Пускай… Пускай двойка, пускай отсутствовала, я не стану плакать… Не стану плакать из-за какой-то двойки. Не могла я знать про эту контурную карту. Никак не могла… Выходит, если бы послушалась маму и не пошла сегодня в школу, не было бы никакой двойки… Да, но тогда бы снова отсутствовала без уважительной причины. А так двойка… Самая первая отметка — и двойка…
— Сотри, — советует Вера Лукашова.
Мы теперь сидим вместе. Не так уж особенно я этого хотела — с Верой сидеть, понятное дело, решать ей задачки на всех контрольных… Да уж ладно — как-никак она целых два дня держала для меня это место…
— Давай я сотру? — заботится Вера. — Я как получу двойку, знаешь, сотру и все дела. Не бойся, я так подтираю — никто не придерется! Комар носа не подточит.
Не хочу. Зачем? В журнале двойка все равно останется.
— В журнале наплевать, главное, чтобы дома не ругались!
Главное, что двойка… Так хотела пойти в школу — и вдруг двойка… Не надо об этом думать. Неужели теперь из-за этой несчастной двойки я не буду отличница?
— Павел, ну что ты сидишь! — ворчит мама. — Неужели ты не видишь: тут черт ногу сломит…
— Угу…
— Что — угу?!
— Черт ногу сломит…
— Не говори чепухи и оставь наконец книгу.
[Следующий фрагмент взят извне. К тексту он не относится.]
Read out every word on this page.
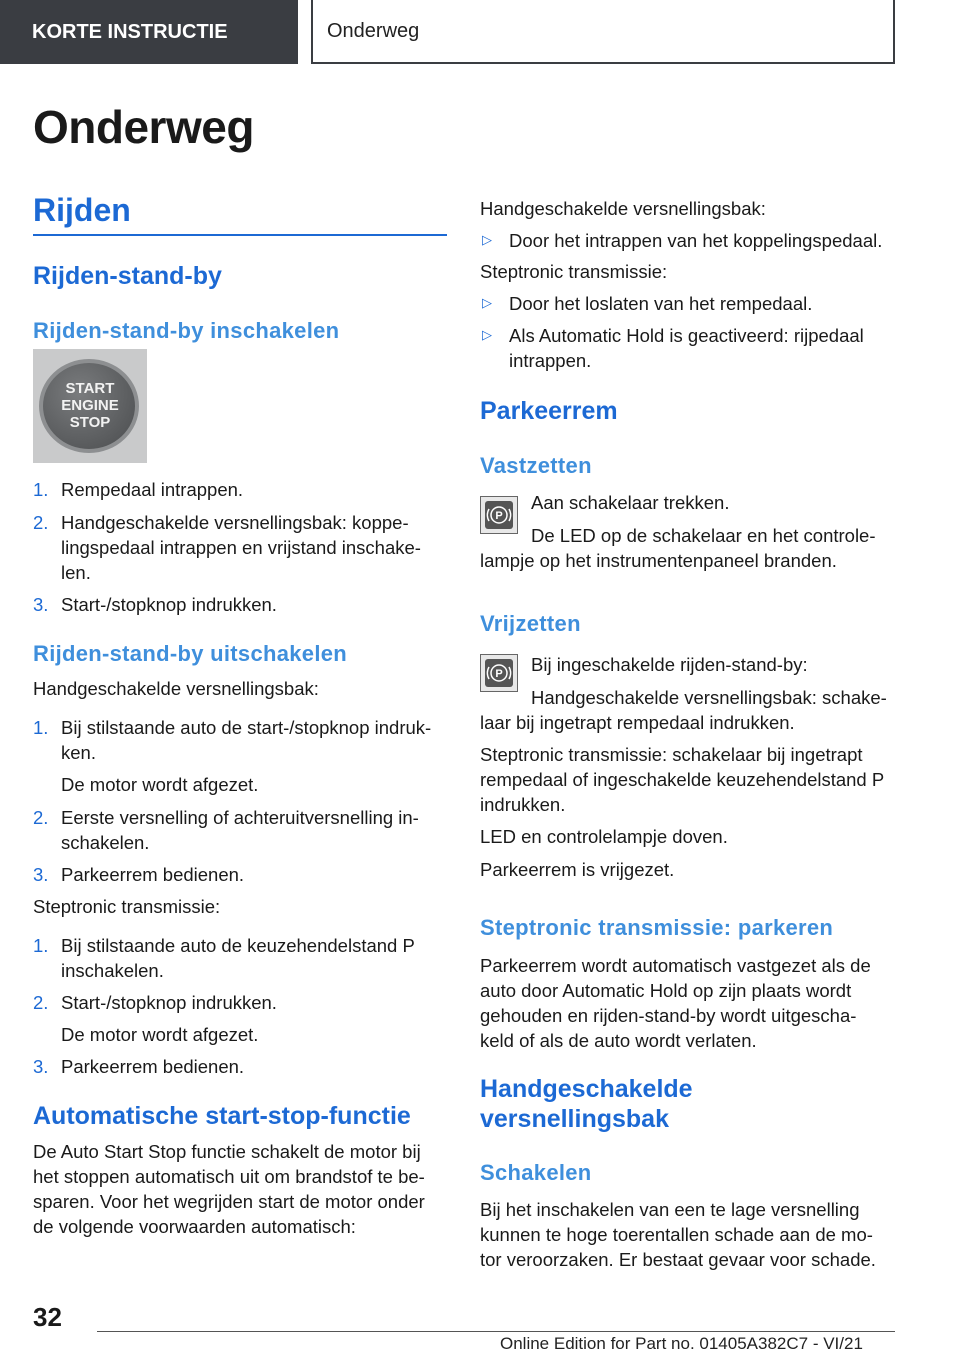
KORTE INSTRUCTIE	Onderweg
Onderweg
Rijden
Rijden-stand-by
Rijden-stand-by inschakelen
START
ENGINE
STOP
1. Rempedaal intrappen.
2. Handgeschakelde versnellingsbak: koppe-
lingspedaal intrappen en vrijstand inschake-
len.
3. Start-/stopknop indrukken.
Rijden-stand-by uitschakelen
Handgeschakelde versnellingsbak:
1. Bij stilstaande auto de start-/stopknop indruk-
ken.
De motor wordt afgezet.
2. Eerste versnelling of achteruitversnelling in-
schakelen.
3. Parkeerrem bedienen.
Steptronic transmissie:
1. Bij stilstaande auto de keuzehendelstand P
inschakelen.
2. Start-/stopknop indrukken.
De motor wordt afgezet.
3. Parkeerrem bedienen.
Automatische start-stop-functie
De Auto Start Stop functie schakelt de motor bij
het stoppen automatisch uit om brandstof te be-
sparen. Voor het wegrijden start de motor onder
de volgende voorwaarden automatisch:
Handgeschakelde versnellingsbak:
▷ Door het intrappen van het koppelingspedaal.
Steptronic transmissie:
▷ Door het loslaten van het rempedaal.
▷ Als Automatic Hold is geactiveerd: rijpedaal
intrappen.
Parkeerrem
Vastzetten
P
Aan schakelaar trekken.
De LED op de schakelaar en het controle-
lampje op het instrumentenpaneel branden.
Vrijzetten
P Bij ingeschakelde rijden-stand-by:
Handgeschakelde versnellingsbak: schake-
laar bij ingetrapt rempedaal indrukken.
Steptronic transmissie: schakelaar bij ingetrapt
rempedaal of ingeschakelde keuzehendelstand P
indrukken.
LED en controlelampje doven.
Parkeerrem is vrijgezet.
Steptronic transmissie: parkeren
Parkeerrem wordt automatisch vastgezet als de
auto door Automatic Hold op zijn plaats wordt
gehouden en rijden-stand-by wordt uitgescha-
keld of als de auto wordt verlaten.
Handgeschakelde
versnellingsbak
Schakelen
Bij het inschakelen van een te lage versnelling
kunnen te hoge toerentallen schade aan de mo-
tor veroorzaken. Er bestaat gevaar voor schade.
32
Online Edition for Part no. 01405A382C7 - VI/21
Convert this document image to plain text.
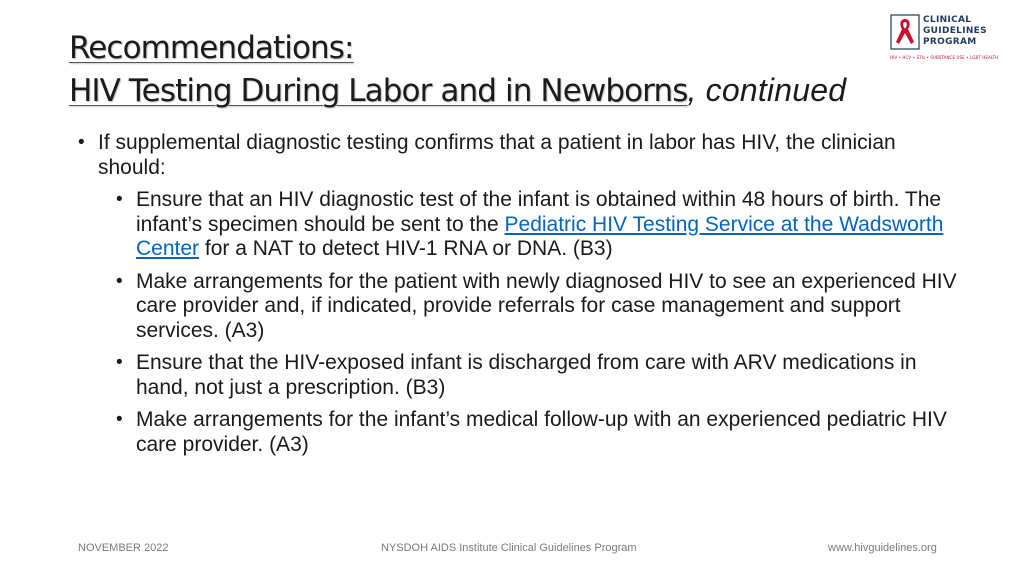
Recommendations:
HIV Testing During Labor and in Newborns, continued
CLINICAL
GUIDELINES
PROGRAM
HIV • HCV • STIs • SUBSTANCE USE • LGBT HEALTH
• If supplemental diagnostic testing confirms that a patient in labor has HIV, the clinician should:
• Ensure that an HIV diagnostic test of the infant is obtained within 48 hours of birth. The infant’s specimen should be sent to the Pediatric HIV Testing Service at the Wadsworth Center for a NAT to detect HIV-1 RNA or DNA. (B3)
• Make arrangements for the patient with newly diagnosed HIV to see an experienced HIV care provider and, if indicated, provide referrals for case management and support services. (A3)
• Ensure that the HIV-exposed infant is discharged from care with ARV medications in hand, not just a prescription. (B3)
• Make arrangements for the infant’s medical follow-up with an experienced pediatric HIV care provider. (A3)
NOVEMBER 2022	NYSDOH AIDS Institute Clinical Guidelines Program	www.hivguidelines.org
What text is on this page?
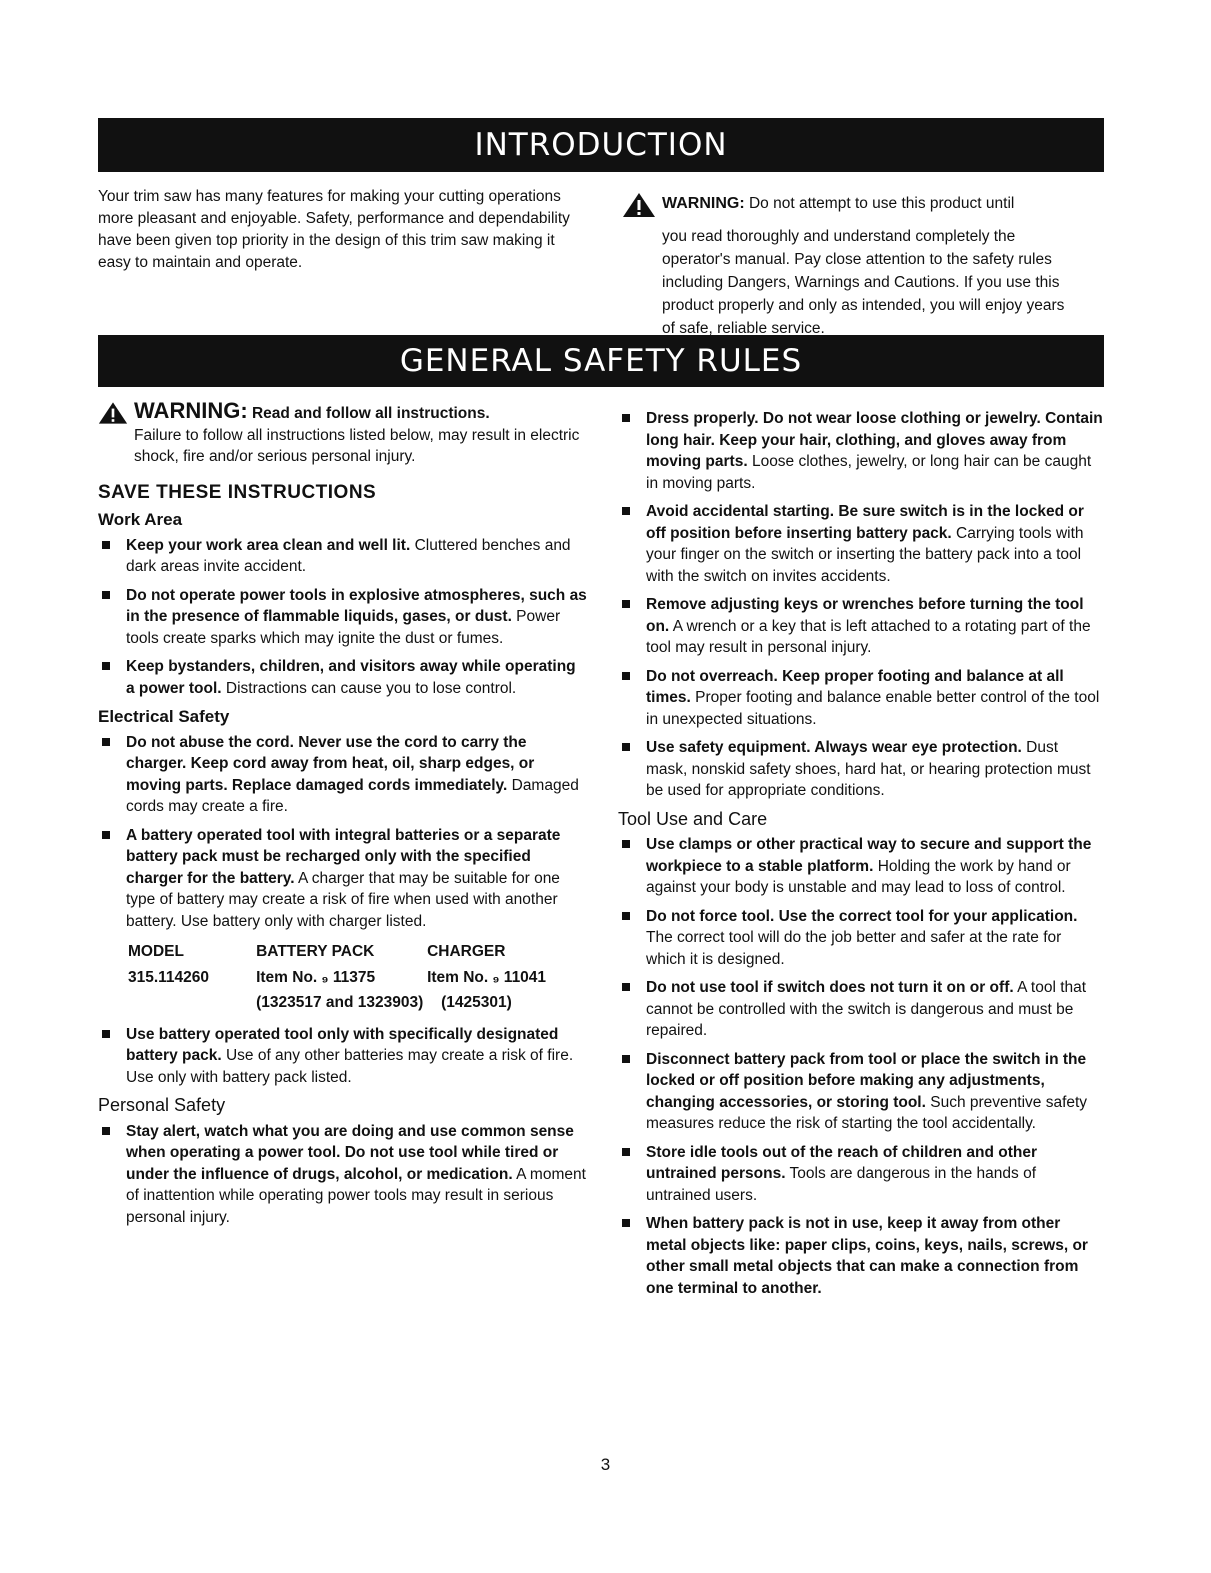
INTRODUCTION
GENERAL SAFETY RULES
Your trim saw has many features for making your cutting operations more pleasant and enjoyable. Safety, performance and dependability have been given top priority in the design of this trim saw making it easy to maintain and operate.
WARNING: Do not attempt to use this product until
you read thoroughly and understand completely the operator's manual. Pay close attention to the safety rules including Dangers, Warnings and Cautions. If you use this product properly and only as intended, you will enjoy years of safe, reliable service.
WARNING: Read and follow all instructions.
Failure to follow all instructions listed below, may result in electric shock, fire and/or serious personal injury.
SAVE THESE INSTRUCTIONS
Work Area
Keep your work area clean and well lit. Cluttered benches and dark areas invite accident.
Do not operate power tools in explosive atmospheres, such as in the presence of flammable liquids, gases, or dust. Power tools create sparks which may ignite the dust or fumes.
Keep bystanders, children, and visitors away while operating a power tool. Distractions can cause you to lose control.
Electrical Safety
Do not abuse the cord. Never use the cord to carry the charger. Keep cord away from heat, oil, sharp edges, or moving parts. Replace damaged cords immediately. Damaged cords may create a fire.
A battery operated tool with integral batteries or a separate battery pack must be recharged only with the specified charger for the battery. A charger that may be suitable for one type of battery may create a risk of fire when used with another battery. Use battery only with charger listed.
MODEL	BATTERY PACK	CHARGER
315.114260	Item No. ₉ 11375	Item No. ₉ 11041
	(1323517 and 1323903)	(1425301)
Use battery operated tool only with specifically designated battery pack. Use of any other batteries may create a risk of fire. Use only with battery pack listed.
Personal Safety
Stay alert, watch what you are doing and use common sense when operating a power tool. Do not use tool while tired or under the influence of drugs, alcohol, or medication. A moment of inattention while operating power tools may result in serious personal injury.
Dress properly. Do not wear loose clothing or jewelry. Contain long hair. Keep your hair, clothing, and gloves away from moving parts. Loose clothes, jewelry, or long hair can be caught in moving parts.
Avoid accidental starting. Be sure switch is in the locked or off position before inserting battery pack. Carrying tools with your finger on the switch or inserting the battery pack into a tool with the switch on invites accidents.
Remove adjusting keys or wrenches before turning the tool on. A wrench or a key that is left attached to a rotating part of the tool may result in personal injury.
Do not overreach. Keep proper footing and balance at all times. Proper footing and balance enable better control of the tool in unexpected situations.
Use safety equipment. Always wear eye protection. Dust mask, nonskid safety shoes, hard hat, or hearing protection must be used for appropriate conditions.
Tool Use and Care
Use clamps or other practical way to secure and support the workpiece to a stable platform. Holding the work by hand or against your body is unstable and may lead to loss of control.
Do not force tool. Use the correct tool for your application. The correct tool will do the job better and safer at the rate for which it is designed.
Do not use tool if switch does not turn it on or off. A tool that cannot be controlled with the switch is dangerous and must be repaired.
Disconnect battery pack from tool or place the switch in the locked or off position before making any adjustments, changing accessories, or storing tool. Such preventive safety measures reduce the risk of starting the tool accidentally.
Store idle tools out of the reach of children and other untrained persons. Tools are dangerous in the hands of untrained users.
When battery pack is not in use, keep it away from other metal objects like: paper clips, coins, keys, nails, screws, or other small metal objects that can make a connection from one terminal to another.
3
Вокруг форменный развал, а он сидит и читает книгу!
— Что ты хочешь, Нинусенька?
— Чтобы ты хоть что-нибудь сделал! Я с ног сбилась, не знаю уже, за что хвататься. В самом деле, не могут же эти проклятые картонки валяться здесь вечно!
— Не могут, — соглашается папа и смотрит на мамины ноги.
— Что ты смотришь, в чем дело?
— Ты сказал, мой милый Кисик, что сбился с ног…
— Да, и что же? К чему ты это повторяешь? Что за глупые шутки?
— Когда лошадь сбивается с ноги, — папа поглаживает пальцами верхнюю губу, — это значит, она ошибается, опускает на землю не ту ногу, которую следует. Но как человек может сбиться с ног, если у него их всего две? Подпрыгнуть на одной ножке?
— По-моему, ты нарочно прикидываешься идиотом, лишь бы злить меня. Хотела что-то сделать… Уже забыла… Умудряешься задурить последние памороки… Ах да! Светлана, иди спустись в молочную, кассирша утром обещала: к вечеру должны завезти творог. Возьмешь полкило. Если будет сметана, тоже возьми двести граммов. Банку не забудь.
Папа слушает ее и кивает головой.
— «Посреди небесных тел, лик луны туманный: как он кругл и как он бел, точно блин с сметаной. Кажду ночь она в лучах путь проходит млечный: видно, там, на небесах, масленица вечно!»
— Действительно — сплошная масленица, — фыркает мама. — Замечательная позиция — ни о чем не горевать и не беспокоиться. Сидит с видом буддийского идола и читает дурацкие стихи.
— Не понимаю, Нинусенька, — папа откладывает книгу, — что тебя так раздражает, почему мне нельзя сидеть и читать хорошие стихи Михаила Лермонтова?
— Лермонтова, действительно! Только сочинений господина Лермонтова тут не хватало. Я вторую неделю без домработницы! Что бы ни случилось, весь ужас всегда обрушивается на меня.